AT&T Inc. (NYSE: T) is scheduled to report its fourth-quarter financial results after the markets close on Tuesday. The consensus estimates from Thomson Reuters are calling for $0.63 in earnings per share (EPS) on $42.75 billion in revenue. The same period from the previous year had $0.55 in EPS on revenue of $34.44 billion.
AT&T is the world’s largest provider of pay TV, with TV customers in the United States and 11 Latin American countries. In the United States, the AT&T wireless network has the nation’s self-described strongest 4G LTE signal and most reliable 4G LTE.
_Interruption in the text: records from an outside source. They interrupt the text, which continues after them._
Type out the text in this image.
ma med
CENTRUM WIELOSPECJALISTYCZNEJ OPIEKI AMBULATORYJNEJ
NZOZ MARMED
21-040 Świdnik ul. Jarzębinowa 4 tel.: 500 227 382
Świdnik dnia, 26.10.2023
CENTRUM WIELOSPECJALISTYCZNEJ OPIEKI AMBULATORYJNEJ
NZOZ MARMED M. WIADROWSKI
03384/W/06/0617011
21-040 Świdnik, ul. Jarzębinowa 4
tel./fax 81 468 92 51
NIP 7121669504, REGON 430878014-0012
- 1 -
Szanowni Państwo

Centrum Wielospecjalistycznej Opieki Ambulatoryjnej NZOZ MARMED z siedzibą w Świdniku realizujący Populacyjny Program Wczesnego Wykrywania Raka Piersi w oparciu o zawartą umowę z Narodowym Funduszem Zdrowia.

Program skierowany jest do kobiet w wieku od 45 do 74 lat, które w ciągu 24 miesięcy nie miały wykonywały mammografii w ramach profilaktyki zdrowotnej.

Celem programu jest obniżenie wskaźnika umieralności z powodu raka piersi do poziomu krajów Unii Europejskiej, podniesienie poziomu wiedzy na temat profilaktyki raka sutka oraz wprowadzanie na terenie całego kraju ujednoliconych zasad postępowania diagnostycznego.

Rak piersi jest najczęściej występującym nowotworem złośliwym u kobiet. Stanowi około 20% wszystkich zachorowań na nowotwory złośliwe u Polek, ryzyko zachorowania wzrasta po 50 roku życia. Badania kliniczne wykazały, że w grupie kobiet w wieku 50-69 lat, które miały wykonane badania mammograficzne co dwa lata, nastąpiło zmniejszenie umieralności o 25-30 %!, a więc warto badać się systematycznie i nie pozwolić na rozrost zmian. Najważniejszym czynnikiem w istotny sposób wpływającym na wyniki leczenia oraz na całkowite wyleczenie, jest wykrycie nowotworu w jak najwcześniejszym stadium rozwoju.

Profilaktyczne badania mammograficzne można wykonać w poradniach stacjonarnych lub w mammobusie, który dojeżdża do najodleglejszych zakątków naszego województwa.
The company also helps businesses worldwide serve their customers better with mobility and highly secure cloud solutions. Trading at a very cheap 12.5 times estimated 2016 earnings, the company continues to expand its user base, and strong product introductions from smartphone vendors have not only driven traffic, but increased device financing plans.
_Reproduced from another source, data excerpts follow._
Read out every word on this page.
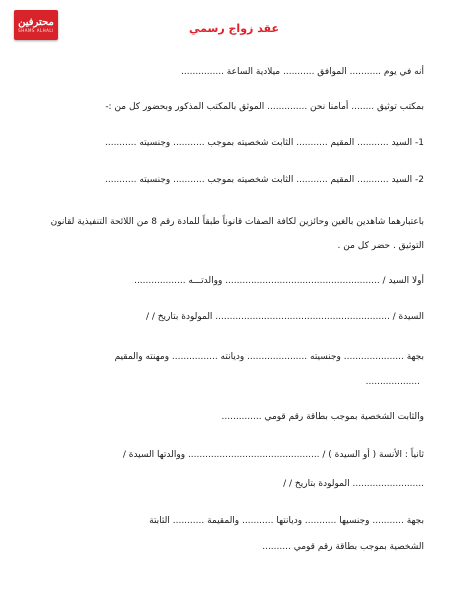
محترفين
SHAMS ALHALI	عقد زواج رسمي

أنه في يوم ........... الموافق ........... ميلادية الساعة ...............

بمكتب توثيق ........ أمامنا نحن .............. الموثق بالمكتب المذكور وبحضور كل من :-

1- السيد ........... المقيم ........... الثابت شخصيته بموجب ........... وجنسيته ...........

2- السيد ........... المقيم ........... الثابت شخصيته بموجب ........... وجنسيته ...........

باعتبارهما شاهدين بالغين وحائزين لكافة الصفات قانوناً طبقاً للمادة رقم 8 من اللائحة التنفيذية لقانون التوثيق . حضر كل من .

أولا السيد / ...................................................... ووالدتـــه ..................

السيدة / ............................................................. المولودة بتاريخ / /

بجهة ..................... وجنسيته ..................... وديانته ................ ومهنته والمقيم

...................

والثابت الشخصية بموجب بطاقة رقم قومي ..............

ثانياً : الأنسة ( أو السيدة ) / .............................................. ووالدتها السيدة /

......................... المولودة بتاريخ / /

بجهة ........... وجنسيها ........... وديانتها ........... والمقيمة ........... الثابتة

الشخصية بموجب بطاقة رقم قومي ..........
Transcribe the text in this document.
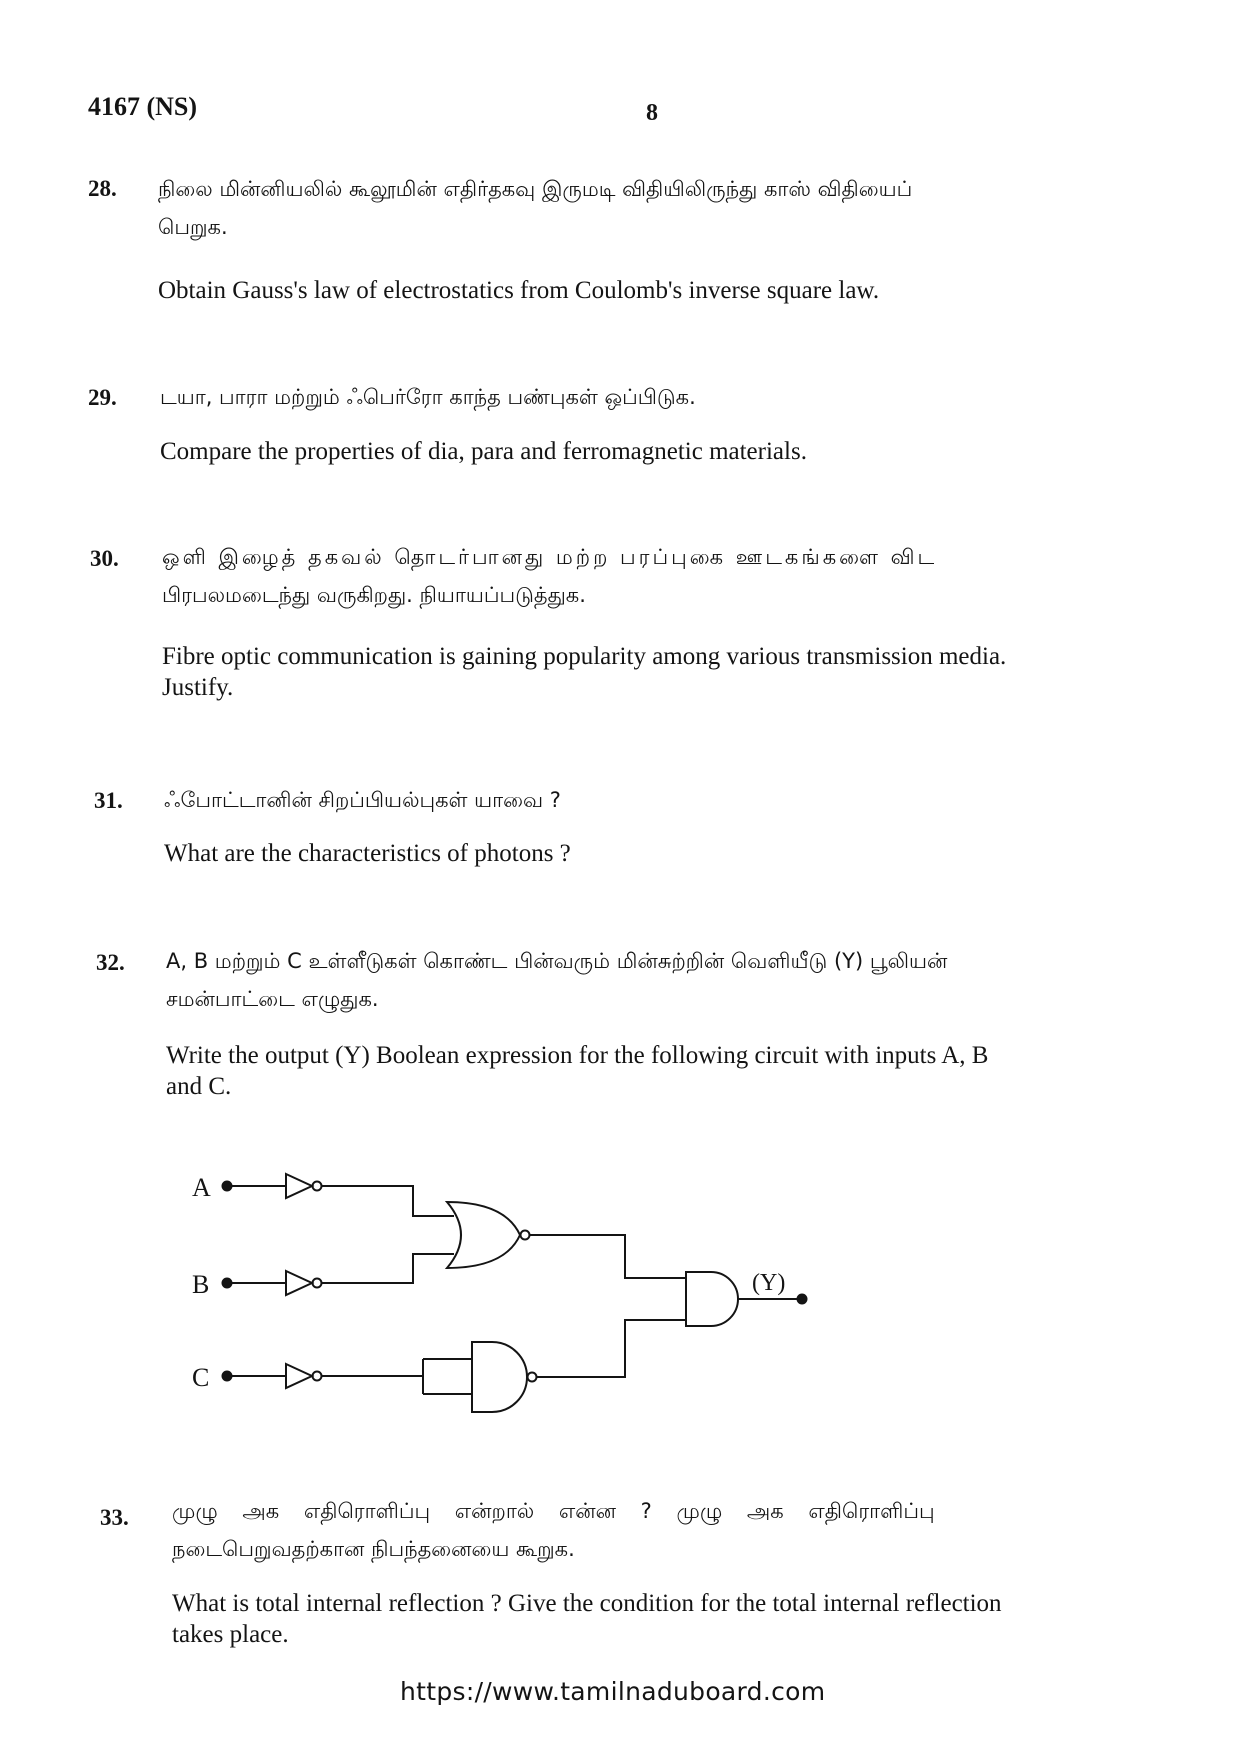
4167 (NS)	8
28. நிலை மின்னியலில் கூலூமின் எதிர்தகவு இருமடி விதியிலிருந்து காஸ் விதியைப்
பெறுக.
Obtain Gauss's law of electrostatics from Coulomb's inverse square law.
29. டயா, பாரா மற்றும் ஃபெர்ரோ காந்த பண்புகள் ஒப்பிடுக.
Compare the properties of dia, para and ferromagnetic materials.
30. ஒளி இழைத் தகவல் தொடர்பானது மற்ற பரப்புகை ஊடகங்களை விட
பிரபலமடைந்து வருகிறது. நியாயப்படுத்துக.
Fibre optic communication is gaining popularity among various transmission media.
Justify.
31. ஃபோட்டானின் சிறப்பியல்புகள் யாவை ?
What are the characteristics of photons ?
32. A, B மற்றும் C உள்ளீடுகள் கொண்ட பின்வரும் மின்சுற்றின் வெளியீடு (Y) பூலியன்
சமன்பாட்டை எழுதுக.
Write the output (Y) Boolean expression for the following circuit with inputs A, B
and C.
A
B
C
(Y)
33. முழு அக எதிரொளிப்பு என்றால் என்ன ? முழு அக எதிரொளிப்பு
நடைபெறுவதற்கான நிபந்தனையை கூறுக.
What is total internal reflection ? Give the condition for the total internal reflection
takes place.
https://www.tamilnaduboard.com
This company posted very solid third-quarter numbers. AT&T reiterated 2015 guidance for double-digit revenue growth and continued consolidated margin expansion. Management expects capital spending to increase sequentially and they also estimate that free cash flow could be better than $4.5 billion. Third-quarter wireless subscriber additions came in higher than many Wall Street estimates, and DirecTV saw positive video additions where many expected losses.
A few analysts weighed in on AT&T prior to the earnings report:
- Goldman Sachs has a Buy rating and a $37 price target.
- Merrill Lynch reiterated a Buy rating.
- S&P Equity reiterated a Buy rating with a $41 price target.
So far in 2016, AT&T has outperformed the market, with the stock up about 3.2% year to date. Over the past 52 weeks, the stock is up nearly 11%.
Shares of AT&T were trading up 0.3% at $35.13 on Tuesday, with a consensus analyst price target of $37.13 and a 52-week trading range of $30.97 to $36.45.